Вошел член коллегии ВЧК Фомин, пожилой рабочий с моржовыми усами. Тяжело опустился в кресло напротив Равича.

— Почему вы не спите, Василий Васильевич? — обратился к нему Дзержинский.

— Уснешь с этим кудлатым, — ворчливо отвечал Фомин, потирая свою круглую, как шар, бритую наголо голову, — каждую ночь стихи читает.

В дверь просунулась голова в матросской фуражке, на широкой ленте, опоясывавшей околыш, золотыми буквами сияла надпись: «Стерегущий».

— А мне можно послушать? — В комнате появился Илюша Фридман в бушлате и широченных клешах. Было ему всего двадцать два года от роду, но выглядел Илюша еще более юным. Борода и усы, к его неудовольствию, росли плохо, а глуповатые, озорные глаза и припухшие губы придавали лицу полудетское выражение. Все это, впрочем, ничуть не мешало молодому комиссару ВЧК показать особую, «морскую» удаль на операциях. За беспощадность к жертвам, да веселый нрав «товарищи» прощали ему и морскую форму, и склонность приукрасить немного свои заслуги.

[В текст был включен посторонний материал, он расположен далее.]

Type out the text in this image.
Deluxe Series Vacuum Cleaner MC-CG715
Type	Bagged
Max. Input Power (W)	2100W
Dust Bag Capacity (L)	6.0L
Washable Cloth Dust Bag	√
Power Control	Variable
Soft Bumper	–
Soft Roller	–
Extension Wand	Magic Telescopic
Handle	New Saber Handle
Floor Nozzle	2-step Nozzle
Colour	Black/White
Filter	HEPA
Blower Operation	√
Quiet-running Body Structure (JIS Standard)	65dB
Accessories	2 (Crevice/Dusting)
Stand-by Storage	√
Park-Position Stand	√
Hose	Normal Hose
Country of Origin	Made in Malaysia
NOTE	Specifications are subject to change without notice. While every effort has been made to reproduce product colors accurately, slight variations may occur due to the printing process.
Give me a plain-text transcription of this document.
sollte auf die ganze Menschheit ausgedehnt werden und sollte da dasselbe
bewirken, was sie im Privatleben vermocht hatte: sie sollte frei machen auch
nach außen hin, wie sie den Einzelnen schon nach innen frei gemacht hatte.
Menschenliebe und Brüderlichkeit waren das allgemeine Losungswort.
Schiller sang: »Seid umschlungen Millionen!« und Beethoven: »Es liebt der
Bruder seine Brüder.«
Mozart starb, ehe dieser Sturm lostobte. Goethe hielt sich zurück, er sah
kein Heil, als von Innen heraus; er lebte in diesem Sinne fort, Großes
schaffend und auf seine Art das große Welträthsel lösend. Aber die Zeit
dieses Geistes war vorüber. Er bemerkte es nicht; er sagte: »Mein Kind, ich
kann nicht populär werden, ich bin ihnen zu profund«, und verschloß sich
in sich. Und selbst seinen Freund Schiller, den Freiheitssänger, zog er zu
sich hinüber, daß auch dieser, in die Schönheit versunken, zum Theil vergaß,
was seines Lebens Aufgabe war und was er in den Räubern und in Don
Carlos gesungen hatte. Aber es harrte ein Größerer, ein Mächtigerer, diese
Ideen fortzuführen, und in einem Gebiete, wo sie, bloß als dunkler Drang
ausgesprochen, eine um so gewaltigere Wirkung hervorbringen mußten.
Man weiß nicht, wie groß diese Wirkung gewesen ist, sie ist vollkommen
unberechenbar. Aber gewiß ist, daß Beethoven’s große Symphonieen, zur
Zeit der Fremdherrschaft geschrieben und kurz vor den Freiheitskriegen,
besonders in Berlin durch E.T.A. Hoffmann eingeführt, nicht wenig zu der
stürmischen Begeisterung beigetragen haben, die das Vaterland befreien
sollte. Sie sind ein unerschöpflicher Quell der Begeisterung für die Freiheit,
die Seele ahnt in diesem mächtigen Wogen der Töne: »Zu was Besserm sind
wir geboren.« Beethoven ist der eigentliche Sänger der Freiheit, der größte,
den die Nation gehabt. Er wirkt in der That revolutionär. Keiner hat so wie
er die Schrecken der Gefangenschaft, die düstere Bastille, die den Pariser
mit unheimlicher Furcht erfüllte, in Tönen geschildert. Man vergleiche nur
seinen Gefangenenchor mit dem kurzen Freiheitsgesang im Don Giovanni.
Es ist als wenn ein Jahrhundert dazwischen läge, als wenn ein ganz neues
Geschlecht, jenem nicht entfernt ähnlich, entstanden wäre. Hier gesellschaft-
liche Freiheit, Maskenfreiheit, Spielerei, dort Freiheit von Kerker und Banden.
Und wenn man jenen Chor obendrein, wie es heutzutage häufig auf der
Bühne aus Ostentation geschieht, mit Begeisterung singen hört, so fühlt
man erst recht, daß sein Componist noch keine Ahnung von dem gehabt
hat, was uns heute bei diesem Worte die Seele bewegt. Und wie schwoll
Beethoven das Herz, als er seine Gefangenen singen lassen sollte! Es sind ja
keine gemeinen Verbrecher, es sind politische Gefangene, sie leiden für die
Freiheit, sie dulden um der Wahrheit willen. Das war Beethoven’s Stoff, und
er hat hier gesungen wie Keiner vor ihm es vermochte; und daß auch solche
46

— Новые читал? Понравились? — тихо спрашивал у Делафара Илья.

— Стихи дрянь. Не понравились, — грустно отвечал автор.

Вслед за Фридманом пришло еще несколько чекистов, прослышав, что у Делафара можно послушать Дзержинского.

Разговор перешел на общие темы.

Делафар говорил о Великой французской революции, восторгался якобинцами. Феликс, сам в молодости основательно изучивший ее историю, мягко, чтобы не обидеть пылкого юношу, вносил свон поправки в его оценки Марата, Робеспьера и других революционеров той эпохи.

От французской революции перешли к своей. Незаметно Феликс перевел беседу на тему о том, каким должен быть чекист.

Чекист должен быть честнее и чище любого. Он должен быть, как кристалл, прозрачным, говорил Дзержинский внимательно слушавшим его товарищам. — Я бы сущность чекиста выразил формулой из трех «Ч»: честность, чуткость, чистоплотность.

— Это, конечно, ясно, но какая разница, чуткий я или нечуткий, лишь бы бил контру без пощады.

Дзержинский взглянул на Фомина. В глазах у того хитринка. И не поймешь сразу, для себя он задал вопрос или для набившейся в комнату молодежи.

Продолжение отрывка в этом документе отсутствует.